Many atheists are anti-theists — those who actively oppose theism. I have friends who are anti-theists. I fully understand why they are, and as long as they are civil in their public interactions with theists, I have no objection. Sadly, way too many anti-theists spend their waking hours on social media engaging in shit-throwing contests with Fundamentalists affiliated with the Abrahamic religions. I do understand why atheists get into such contests. Tired of being pushed around and battered by religious zealots, these angry atheists push back, if for no other reason than the good feeling they get from doing so. Religious zealots do the same, thinking that their petty, shallow attacks will put godless heathens in their place.

I walked away from Christianity in November of 2008. Since that time, I have spent a considerable amount of time telling my story and critiquing Evangelical Christianity. As long-time readers know, I have been repeatedly savaged by zealots who object to my writing. One Christian man even went so far as to threaten to slit my throat. Several Christians have suggested I commit suicide. Other “loving” Christians have called on God to judge me swiftly, hoping that I die a painful death. Some Evangelicals have even threatened my wife, children, grandchildren, and my daughter with Down syndrome. I have had enemies who, using my name, set up fake social media accounts, hoping to screw with me and my friends. I am no longer on social media thanks to abuse from Evangelical zealots.

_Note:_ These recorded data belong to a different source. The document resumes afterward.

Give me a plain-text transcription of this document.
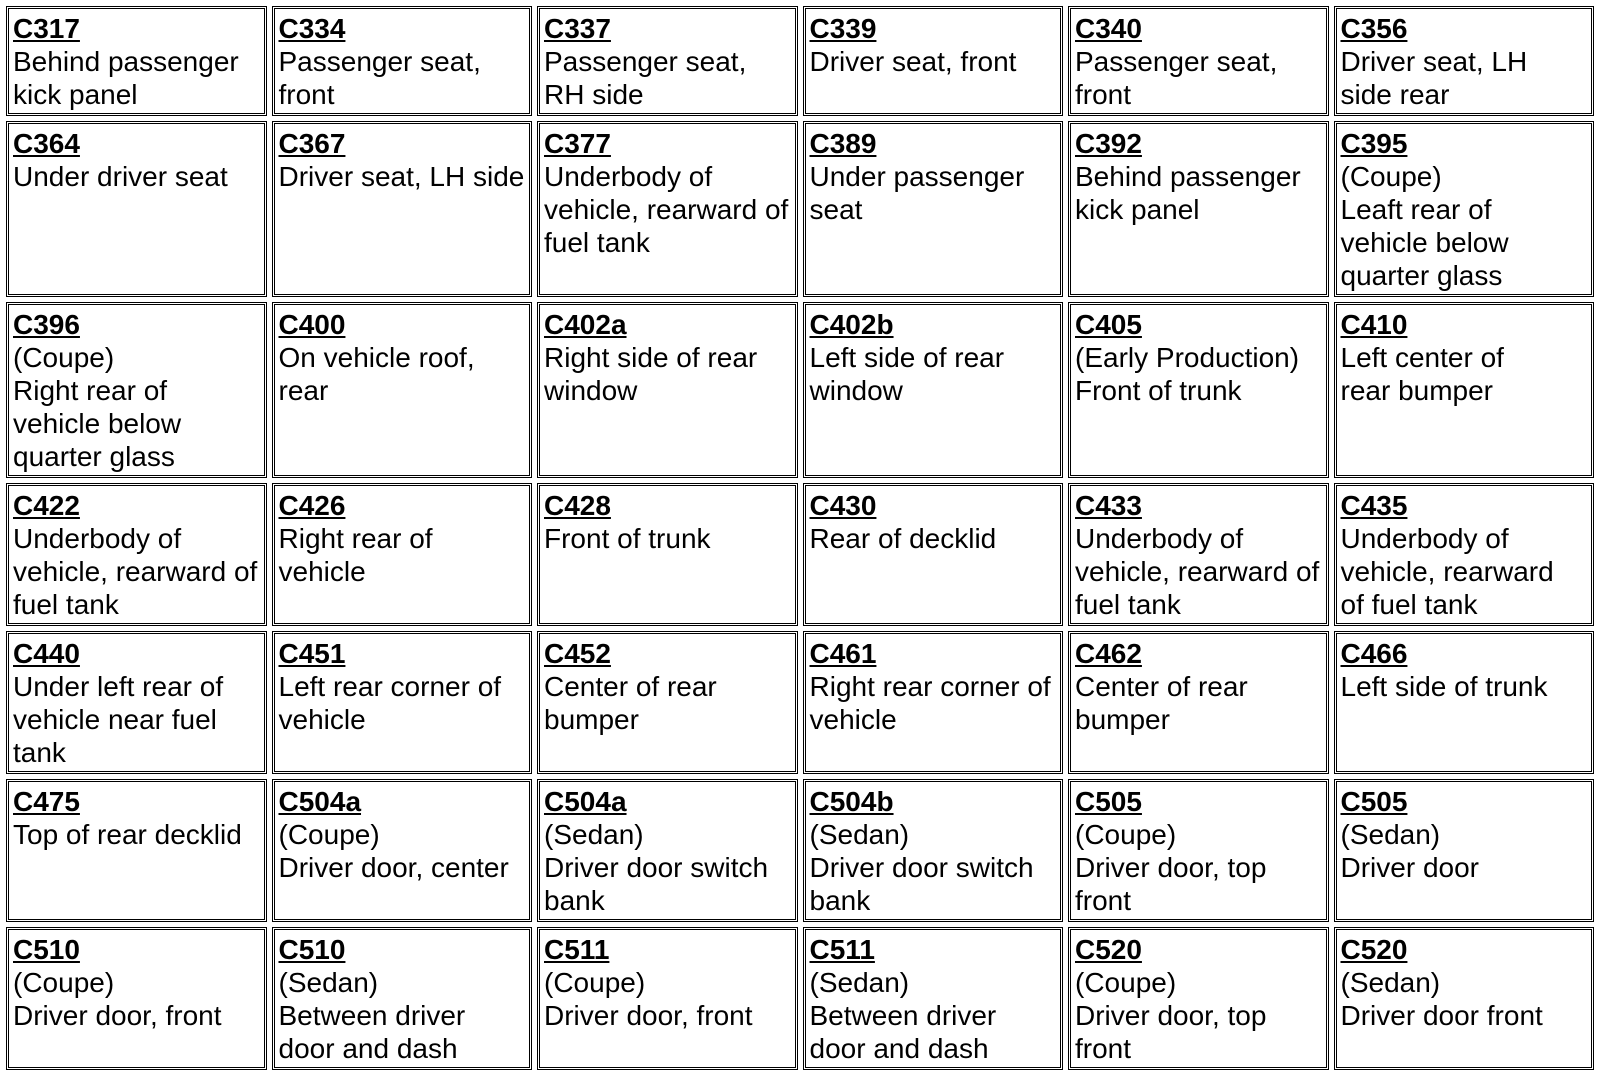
C317
Behind passenger
kick panel
C334
Passenger seat,
front
C337
Passenger seat,
RH side
C339
Driver seat, front
C340
Passenger seat,
front
C356
Driver seat, LH
side rear
C364
Under driver seat
C367
Driver seat, LH side
C377
Underbody of
vehicle, rearward of
fuel tank
C389
Under passenger
seat
C392
Behind passenger
kick panel
C395
(Coupe)
Leaft rear of
vehicle below
quarter glass
C396
(Coupe)
Right rear of
vehicle below
quarter glass
C400
On vehicle roof,
rear
C402a
Right side of rear
window
C402b
Left side of rear
window
C405
(Early Production)
Front of trunk
C410
Left center of
rear bumper
C422
Underbody of
vehicle, rearward of
fuel tank
C426
Right rear of
vehicle
C428
Front of trunk
C430
Rear of decklid
C433
Underbody of
vehicle, rearward of
fuel tank
C435
Underbody of
vehicle, rearward
of fuel tank
C440
Under left rear of
vehicle near fuel
tank
C451
Left rear corner of
vehicle
C452
Center of rear
bumper
C461
Right rear corner of
vehicle
C462
Center of rear
bumper
C466
Left side of trunk
C475
Top of rear decklid
C504a
(Coupe)
Driver door, center
C504a
(Sedan)
Driver door switch
bank
C504b
(Sedan)
Driver door switch
bank
C505
(Coupe)
Driver door, top
front
C505
(Sedan)
Driver door
C510
(Coupe)
Driver door, front
C510
(Sedan)
Between driver
door and dash
C511
(Coupe)
Driver door, front
C511
(Sedan)
Between driver
door and dash
C520
(Coupe)
Driver door, top
front
C520
(Sedan)
Driver door front
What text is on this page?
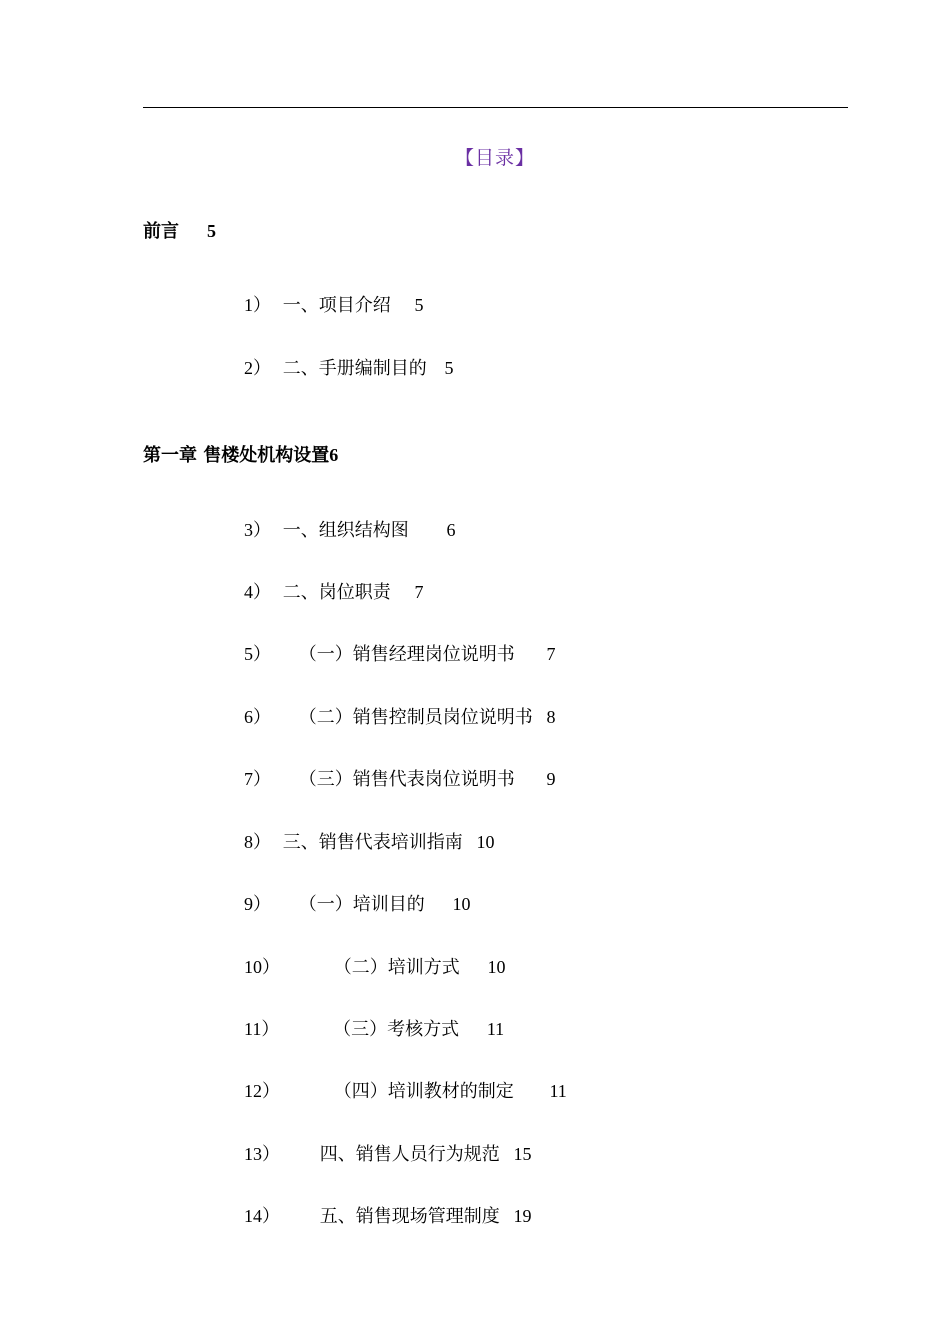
【目录】
前言 5
1） 一、项目介绍 5
2） 二、手册编制目的 5
第一章 售楼处机构设置6
3） 一、组织结构图 6
4） 二、岗位职责 7
5） （一）销售经理岗位说明书 7
6） （二）销售控制员岗位说明书 8
7） （三）销售代表岗位说明书 9
8） 三、销售代表培训指南 10
9） （一）培训目的 10
10）	（二）培训方式 10
11）	（三）考核方式 11
12）	（四）培训教材的制定 11
13） 四、销售人员行为规范 15
14） 五、销售现场管理制度 19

As a public figure —  who just so happens to be a former Evangelical pastor and an atheist — I know that public (and private) attacks come with the territory. I am willing to bear the brunt of these attacks because of the good accomplished through my writing.

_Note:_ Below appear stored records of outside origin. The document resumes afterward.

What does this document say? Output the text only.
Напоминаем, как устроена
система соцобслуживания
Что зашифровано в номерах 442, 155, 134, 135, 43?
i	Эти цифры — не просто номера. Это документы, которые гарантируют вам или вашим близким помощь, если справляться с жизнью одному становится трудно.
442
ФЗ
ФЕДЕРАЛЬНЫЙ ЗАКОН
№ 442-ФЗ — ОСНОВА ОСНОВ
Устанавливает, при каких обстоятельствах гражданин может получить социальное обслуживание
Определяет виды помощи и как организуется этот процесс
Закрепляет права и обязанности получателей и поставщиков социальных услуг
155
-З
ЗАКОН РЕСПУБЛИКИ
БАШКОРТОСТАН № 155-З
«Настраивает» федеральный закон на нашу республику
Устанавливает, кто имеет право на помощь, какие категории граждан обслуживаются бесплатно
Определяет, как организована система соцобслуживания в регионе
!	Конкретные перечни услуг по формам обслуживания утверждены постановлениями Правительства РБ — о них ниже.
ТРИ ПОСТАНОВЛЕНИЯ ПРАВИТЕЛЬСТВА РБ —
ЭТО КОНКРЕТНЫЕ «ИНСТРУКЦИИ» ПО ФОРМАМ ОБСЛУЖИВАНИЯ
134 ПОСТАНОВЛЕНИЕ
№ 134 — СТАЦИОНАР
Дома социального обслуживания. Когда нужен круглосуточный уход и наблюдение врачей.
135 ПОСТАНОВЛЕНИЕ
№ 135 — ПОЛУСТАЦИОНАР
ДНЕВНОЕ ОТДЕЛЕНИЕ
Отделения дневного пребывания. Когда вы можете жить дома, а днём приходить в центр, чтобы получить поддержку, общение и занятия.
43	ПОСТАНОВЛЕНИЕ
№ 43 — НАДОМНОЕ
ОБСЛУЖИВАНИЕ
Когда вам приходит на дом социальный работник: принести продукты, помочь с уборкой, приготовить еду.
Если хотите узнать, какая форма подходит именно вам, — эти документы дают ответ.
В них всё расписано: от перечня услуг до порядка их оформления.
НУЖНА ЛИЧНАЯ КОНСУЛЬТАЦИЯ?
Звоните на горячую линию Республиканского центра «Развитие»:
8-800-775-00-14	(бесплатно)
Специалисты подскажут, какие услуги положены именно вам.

One of the troubling aspects of the past fourteen years is having to deal with atheists who don’t think I am the right kind of atheist. I have had atheists — who are anti-theists — demand that I stop “coddling” Christians. They don’t like the fact that I tend to be an accommodationist when it comes to religion. I firmly believe that not all religions are the same; that there are some expressions of religion and spirituality that are harmless and might even be helpful to the people who practice them. Here in the United States, we have so many virulent forms of religion that I think my time is best spent trying to combat the belief systems that do the most harm. Anyone who can’t tell the difference between a nominal Episcopalian and a hardcore Baptist has no business saying anything about religion. Such people should at least educate themselves about the various religions of the world so they can understand their differences.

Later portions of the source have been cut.